Sanders calls on Trump to come to Congress over Syria strikes
- Author: Zachary Reyes Apr 10, 2017,
Apr 10, 2017, 4:33
Activists in Murfreesboro protested President Trump's decision to launch last night's missile strike.
Kaine added that Trump didn't say the nation was under "imminent threat".
Rep. Peter Welch, a Democrat and the state's lone member in the U.S. House, called al-Assad's actions a "crime against humanity and a clear violation of worldwide law".
Welch noted that US troops are on the ground in Syria and USA planes are conducting regular air strikes in the country.
"US forces also must strictly adhere to their obligations under worldwide humanitarian law and take all possible measures to protect the civilian population when carrying out military action, including by refraining from using internationally banned weapons, such as cluster munitions. Congress must get off the sidelines and do its job by debating and voting on his plan". Patrick Leahy (D), Sen.

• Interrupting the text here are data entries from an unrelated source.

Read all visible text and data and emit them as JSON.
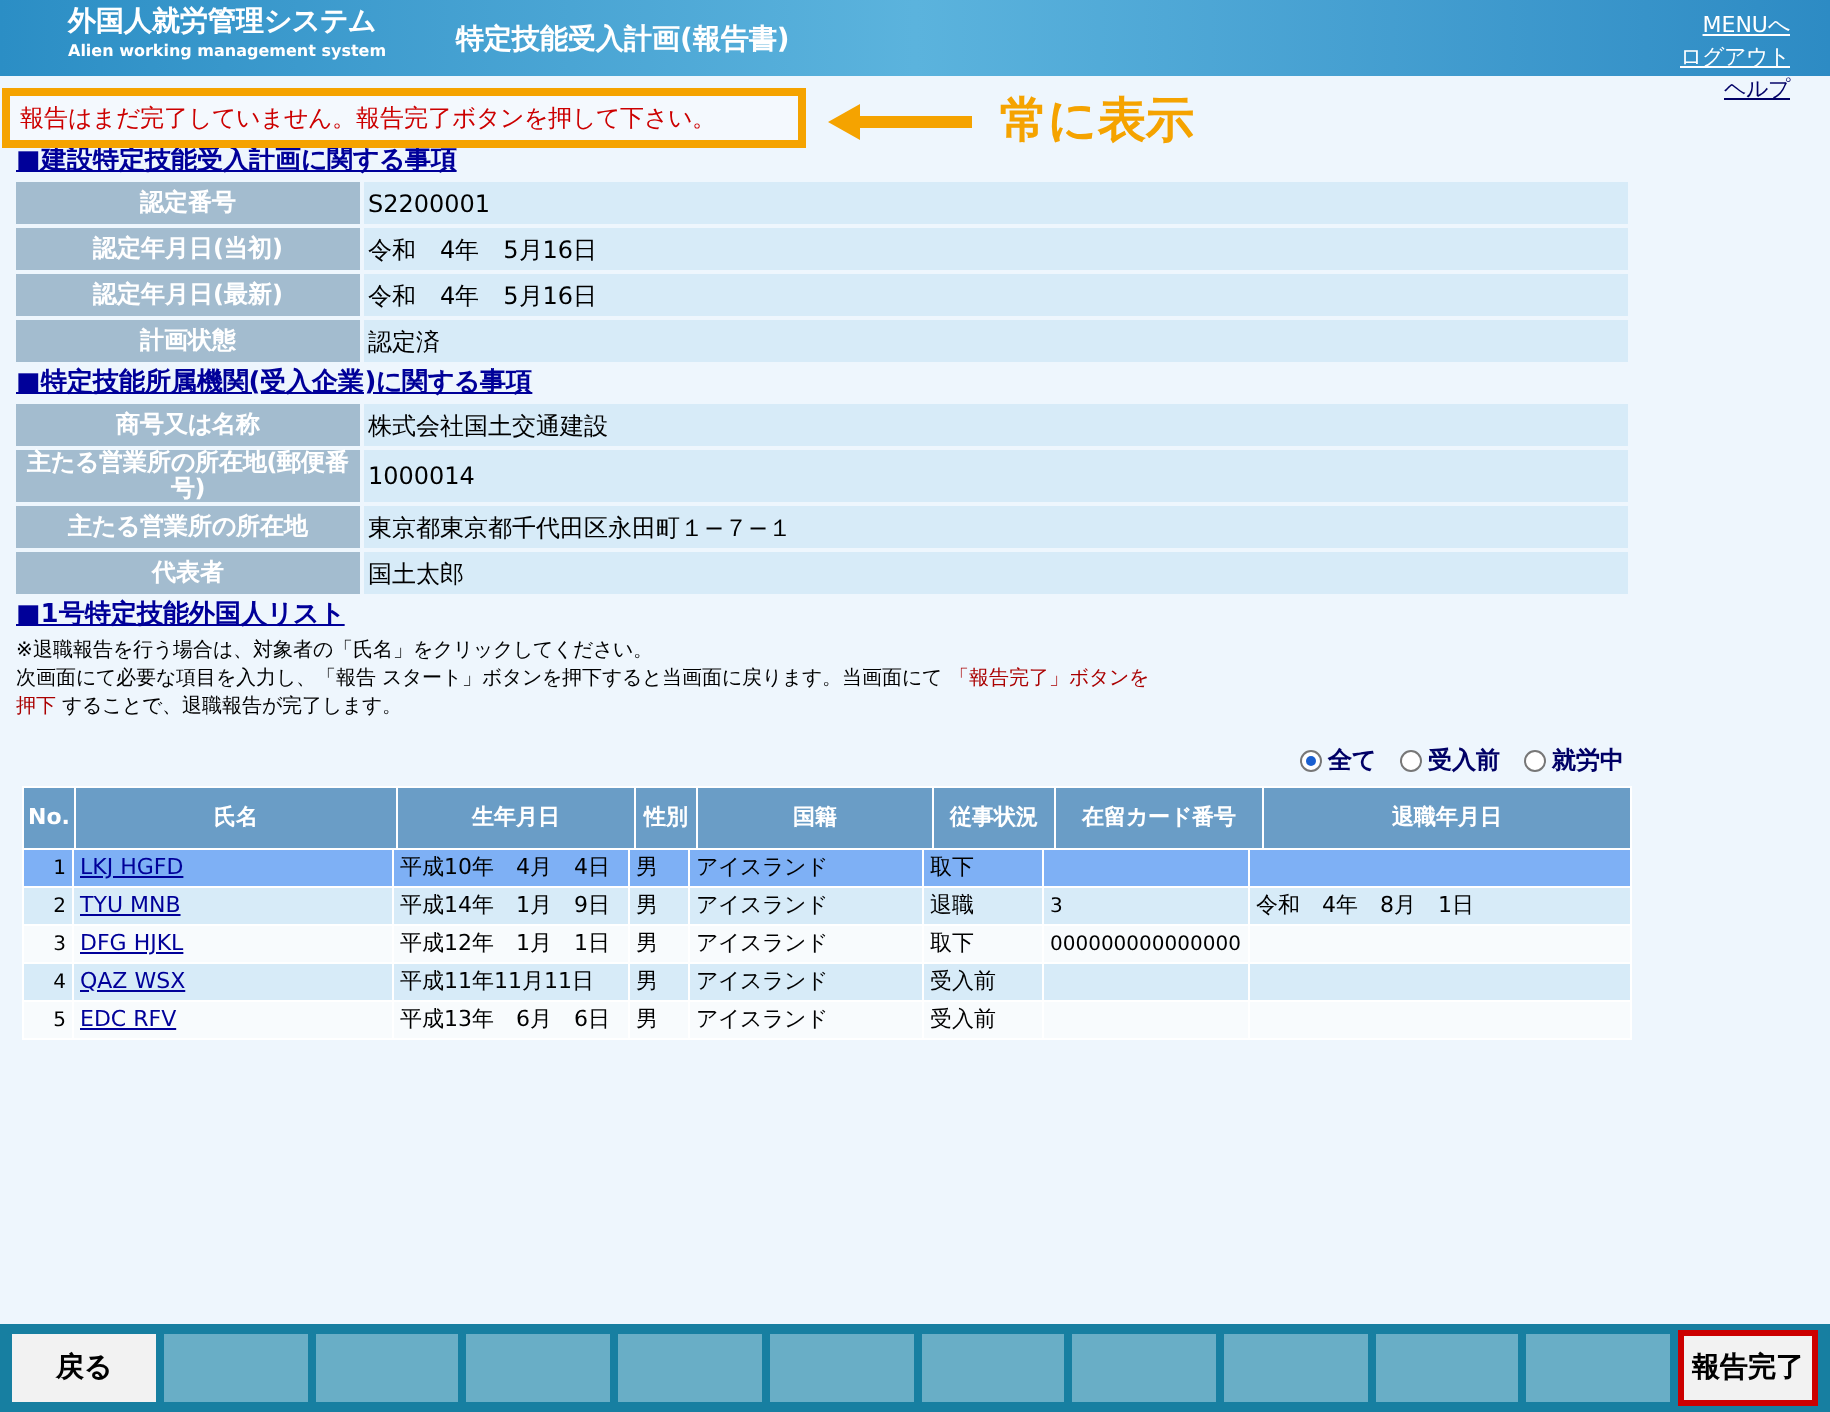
{
  "header": {
    "system_name": "外国人就労管理システム",
    "system_subtitle": "Alien working management system",
    "page_title": "特定技能受入計画(報告書)",
    "links": [
      "MENUへ",
      "ログアウト",
      "ヘルプ"
    ]
  },
  "annotation": {
    "message": "報告はまだ完了していません。報告完了ボタンを押して下さい。",
    "callout": "常に表示"
  },
  "sections": [
    {
      "title": "■建設特定技能受入計画に関する事項",
      "rows": [
        {
          "label": "認定番号",
          "value": "S2200001"
        },
        {
          "label": "認定年月日(当初)",
          "value": "令和　4年　5月16日"
        },
        {
          "label": "認定年月日(最新)",
          "value": "令和　4年　5月16日"
        },
        {
          "label": "計画状態",
          "value": "認定済"
        }
      ]
    },
    {
      "title": "■特定技能所属機関(受入企業)に関する事項",
      "rows": [
        {
          "label": "商号又は名称",
          "value": "株式会社国土交通建設"
        },
        {
          "label": "主たる営業所の所在地(郵便番号)",
          "value": "1000014"
        },
        {
          "label": "主たる営業所の所在地",
          "value": "東京都東京都千代田区永田町１−７−１"
        },
        {
          "label": "代表者",
          "value": "国土太郎"
        }
      ]
    }
  ],
  "list": {
    "title": "■1号特定技能外国人リスト",
    "note1": "※退職報告を行う場合は、対象者の「氏名」をクリックしてください。",
    "note2": "次画面にて必要な項目を入力し、「報告 スタート」ボタンを押下すると当画面に戻ります。当画面にて **「報告完了」ボタンを押下** することで、退職報告が完了します。",
    "filters": [
      {
        "label": "全て",
        "selected": true
      },
      {
        "label": "受入前",
        "selected": false
      },
      {
        "label": "就労中",
        "selected": false
      }
    ],
    "columns": [
      "No.",
      "氏名",
      "生年月日",
      "性別",
      "国籍",
      "従事状況",
      "在留カード番号",
      "退職年月日"
    ],
    "rows": [
      {
        "no": "1",
        "name": "LKJ HGFD",
        "birth": "平成10年　4月　4日",
        "sex": "男",
        "nationality": "アイスランド",
        "status": "取下",
        "selected": true
      },
      {
        "no": "2",
        "name": "TYU MNB",
        "birth": "平成14年　1月　9日",
        "sex": "男",
        "nationality": "アイスランド",
        "status": "退職",
        "card": "3",
        "retired": "令和　4年　8月　1日",
        "selected": false
      },
      {
        "no": "3",
        "name": "DFG HJKL",
        "birth": "平成12年　1月　1日",
        "sex": "男",
        "nationality": "アイスランド",
        "status": "取下",
        "card": "000000000000000",
        "selected": false
      },
      {
        "no": "4",
        "name": "QAZ WSX",
        "birth": "平成11年11月11日",
        "sex": "男",
        "nationality": "アイスランド",
        "status": "受入前",
        "selected": false
      },
      {
        "no": "5",
        "name": "EDC RFV",
        "birth": "平成13年　6月　6日",
        "sex": "男",
        "nationality": "アイスランド",
        "status": "受入前",
        "selected": false
      }
    ]
  },
  "footer": {
    "back": "戻る",
    "complete": "報告完了"
  }
}
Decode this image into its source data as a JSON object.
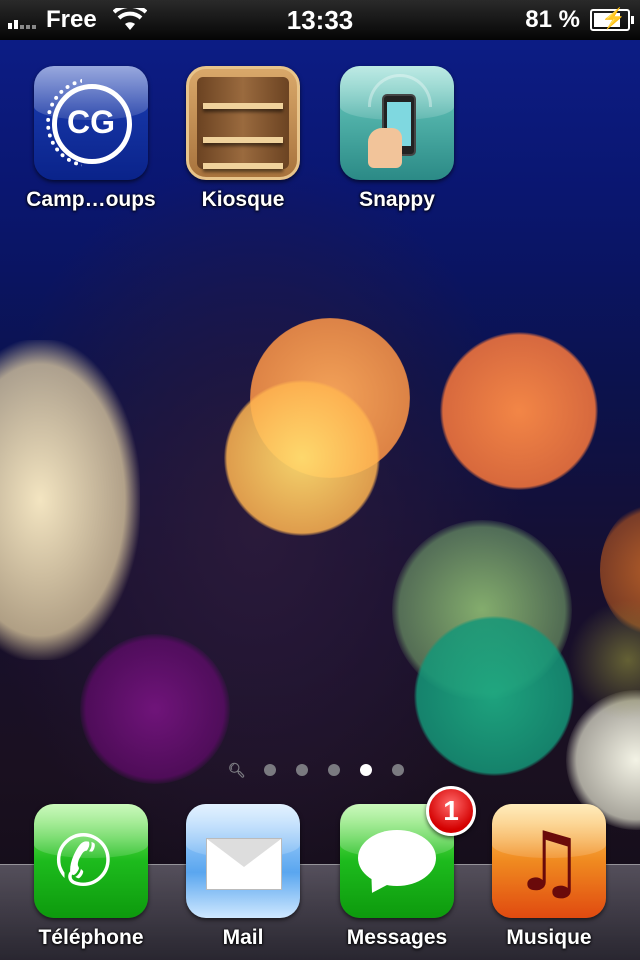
{
  "status_bar": {
    "carrier": "Free",
    "time": "13:33",
    "battery_percent": "81 %",
    "signal_bars": 2,
    "battery_level": 0.81,
    "charging": true
  },
  "home_apps": [
    {
      "label": "Camp…oups",
      "icon": "campgroups-icon"
    },
    {
      "label": "Kiosque",
      "icon": "newsstand-icon"
    },
    {
      "label": "Snappy",
      "icon": "snappy-icon"
    }
  ],
  "page_indicator": {
    "pages": 5,
    "current_page": 4,
    "has_spotlight": true
  },
  "dock": [
    {
      "label": "Téléphone",
      "icon": "phone-icon"
    },
    {
      "label": "Mail",
      "icon": "mail-icon"
    },
    {
      "label": "Messages",
      "icon": "messages-icon",
      "badge": "1"
    },
    {
      "label": "Musique",
      "icon": "music-icon"
    }
  ],
  "icon_text": {
    "campgroups": "CG"
  },
  "colors": {
    "badge": "#d40000",
    "wallpaper_top": "#0d1e8a"
  }
}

When we get sucked into a war, we do not know the unintended consequences.
Given all of this, Sanders reiterated that Trump needs congressional approval to take further military action on Syria, or any other country, for that matter, The Hill reported.
Leahy, a Democrat, said Friday that US military force should be used in self-defense or as part of a larger strategy in conjunction with global partners, and with the broad support of the American people.
"The Congress shall have power ... to declare war", meaning, only Congress has the Constitutional authority to begin a war.
He added, "If Assad is doing things wrong, violating worldwide treaties with an authorization we can try to deter him from doing it, prosecute him for war crimes, but I don't think we should say we're going to try to change your leader".
Independent Sen. Bernie Sanders also urged the president to learn from the wars in Iraq and Afghanistan "in which the lives of thousands of fearless American men and women and hundreds of thousands of Iraqi and Afghan civilians have been lost and trillions of dollars spent". "I'm deeply concerned that these strikes could lead to the United States once again being dragged back into the quagmire of longterm military engagement in the Middle East. Also, may I say that when we have a collapsing middle class and 28 million people without health insurance, and an infrastructure that needs a trillion dollars of fix, that maybe we don't want to throw trillions of dollars more into perpetual, unending warfare in the Middle East".
Today on NBC's Meet the Press, U.S. Senator Tim Kaine, a member of the Senate Armed Services and Foreign Relations Committees, questioned the legality of President Trump's use of military force in Syria without congressional approval.